Since 2007, U.S. fuel producers have been required by law to include more and more ethanol and other biofuels in their blends.

Now, Pike Research suggests, the biofuels mandate enacted as part of the 2007 U.S. Energy Act may be vulnerable to renewed political pressure.

Pike notes that the drawbacks of conventionally produced biofuels--based on corn in the U.S. and rapeseed in Europe--are becoming more apparent at the same time that anticipated production of advanced biofuels has failed to materialize.

"Wish" not science

In January, a Federal appeals court tossed out the EPA's "cellulosic" ethanol requirement, saying it was based on a "wish" rather than factors fuel refiners could actually control.

The EPA had upheld its mandate last November despite a request from several parties that it be suspended.

So-called ellulosic biofuel is made from wood chips or the inedible parts of plants, including corncobs. In 2011, refiners had been required to blend 6.6 million gallons into gasoline and diesel vehicle fuels--although none was available on the market--and the 2012 quota rose to 8.65 million gallons.

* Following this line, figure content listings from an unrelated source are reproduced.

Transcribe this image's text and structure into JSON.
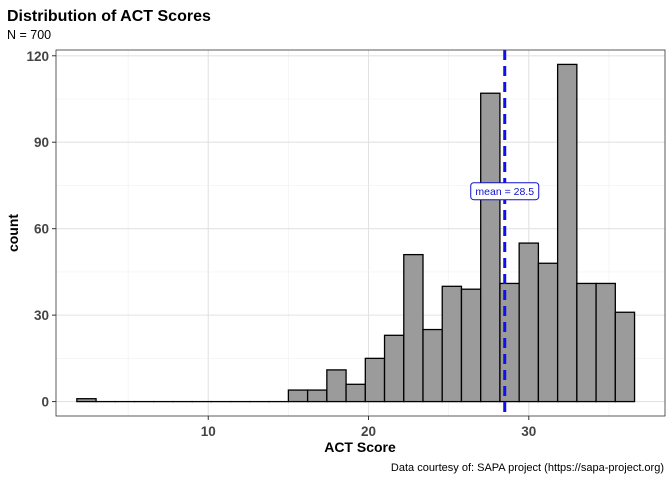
{
  "chart_data": {
    "type": "bar",
    "title": "Distribution of ACT Scores",
    "subtitle": "N = 700",
    "xlabel": "ACT Score",
    "ylabel": "count",
    "caption": "Data courtesy of: SAPA project (https://sapa-project.org)",
    "xlim": [
      0.5,
      38.5
    ],
    "ylim": [
      -5,
      122
    ],
    "x_ticks": [
      10,
      20,
      30
    ],
    "y_ticks": [
      0,
      30,
      60,
      90,
      120
    ],
    "binwidth": 1.2,
    "bins": [
      {
        "center": 2.4,
        "count": 1
      },
      {
        "center": 3.6,
        "count": 0
      },
      {
        "center": 4.8,
        "count": 0
      },
      {
        "center": 6.0,
        "count": 0
      },
      {
        "center": 7.2,
        "count": 0
      },
      {
        "center": 8.4,
        "count": 0
      },
      {
        "center": 9.6,
        "count": 0
      },
      {
        "center": 10.8,
        "count": 0
      },
      {
        "center": 12.0,
        "count": 0
      },
      {
        "center": 13.2,
        "count": 0
      },
      {
        "center": 14.4,
        "count": 0
      },
      {
        "center": 15.6,
        "count": 4
      },
      {
        "center": 16.8,
        "count": 4
      },
      {
        "center": 18.0,
        "count": 11
      },
      {
        "center": 19.2,
        "count": 6
      },
      {
        "center": 20.4,
        "count": 15
      },
      {
        "center": 21.6,
        "count": 23
      },
      {
        "center": 22.8,
        "count": 51
      },
      {
        "center": 24.0,
        "count": 25
      },
      {
        "center": 25.2,
        "count": 40
      },
      {
        "center": 26.4,
        "count": 39
      },
      {
        "center": 27.6,
        "count": 107
      },
      {
        "center": 28.8,
        "count": 41
      },
      {
        "center": 30.0,
        "count": 55
      },
      {
        "center": 31.2,
        "count": 48
      },
      {
        "center": 32.4,
        "count": 117
      },
      {
        "center": 33.6,
        "count": 41
      },
      {
        "center": 34.8,
        "count": 41
      },
      {
        "center": 36.0,
        "count": 31
      }
    ],
    "mean": 28.5,
    "mean_label": "mean = 28.5",
    "mean_label_y": 73,
    "grid": true,
    "bar_fill": "#9b9b9b",
    "bar_stroke": "#000000",
    "mean_line_color": "#1010ee"
  }
}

Producers and refiners of fuels had already failed to meet the 2011 mandate--and paid $7 million in fines--due to lack of supplies.

Banning E15?

Now two bills recently introduced into Congress seek to delay or ban altogether the sale of E15 gasoline, which contains 15 percent ethanol rather than the 10-percent maximum standard since 1978.

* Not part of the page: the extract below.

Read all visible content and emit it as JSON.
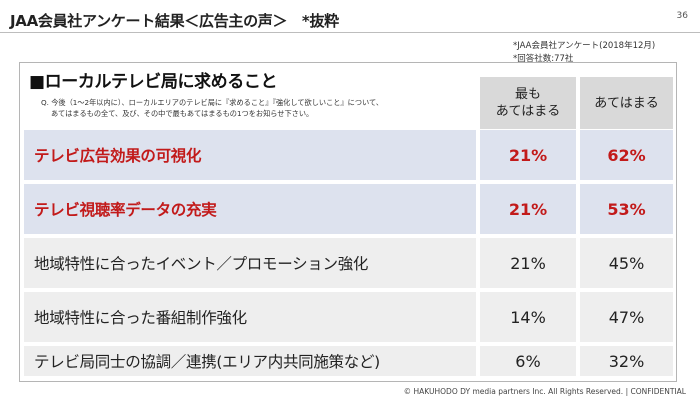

As Hemmings Motor News noted last week, House Bill 875 requires that sales of E15 be suspended for at least 18 months while more testing is done of its effects on older cars and the large variety of small combustion engines that were never designed to accommodate that fuel.

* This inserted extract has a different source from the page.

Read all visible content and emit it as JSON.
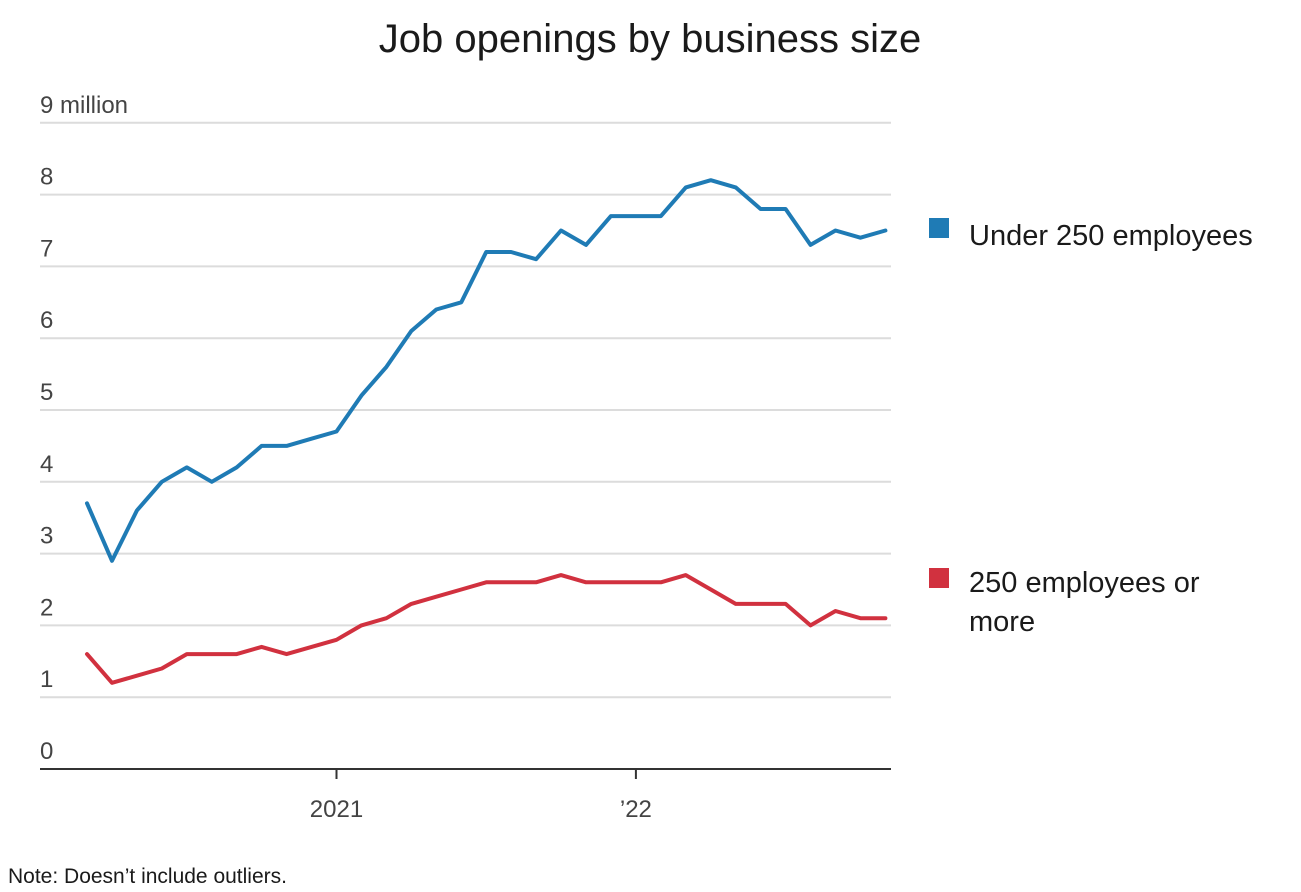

Senate Bill 344 simply suspends the sale of E15 gasoline altogether.

The Renewable Fuel Standard (RFS) that carries out provisions of the 2007 Energy Independence and Security Act passed by Congress mandates that 36 billion gallons of ethanol to be used to fuel U.S. by 2022. That's more than three times the 11.1 billion gallons that were used in 2010.

But in December 2011, in the first sign of waning support for ethanol--long a main plank of the agriculture lobby--Congress ended subsidies for ethanol production that had been in place since 1980, along with import tariffs on imported ethanol.

The decline in support for ethanol, including the fight against E15, may signal a sea change in the political winds for the gasoline additive.

2012 Volkswagen Passat TDI test car running on Solazyme algae-derived diesel fuel

2012 Volkswagen Passat TDI test car running on Solazyme algae-derived diesel fuel

Biodiesel ascendant?

On the other hand, tests are now underway on sustainable diesel fuel--which is, admittedly, at a much earlier stage than the millions of gallons of ethanol being produced at  multiple operating U.S. refineries today.

Those include tests of algae-based biodiesel in Volkswagen TDI diesel cars, and the first commercial jet route using biofuel on a regular basis.

What do you think?

Is this just a tempest in a teapot: political posturing that won't end up affecting the slow rollout of E15 and other biofuels?

Or are we heading toward a tipping point where the mandates that specify increasing volumes of biofuels to be blended into our national fuel supply might actually fall?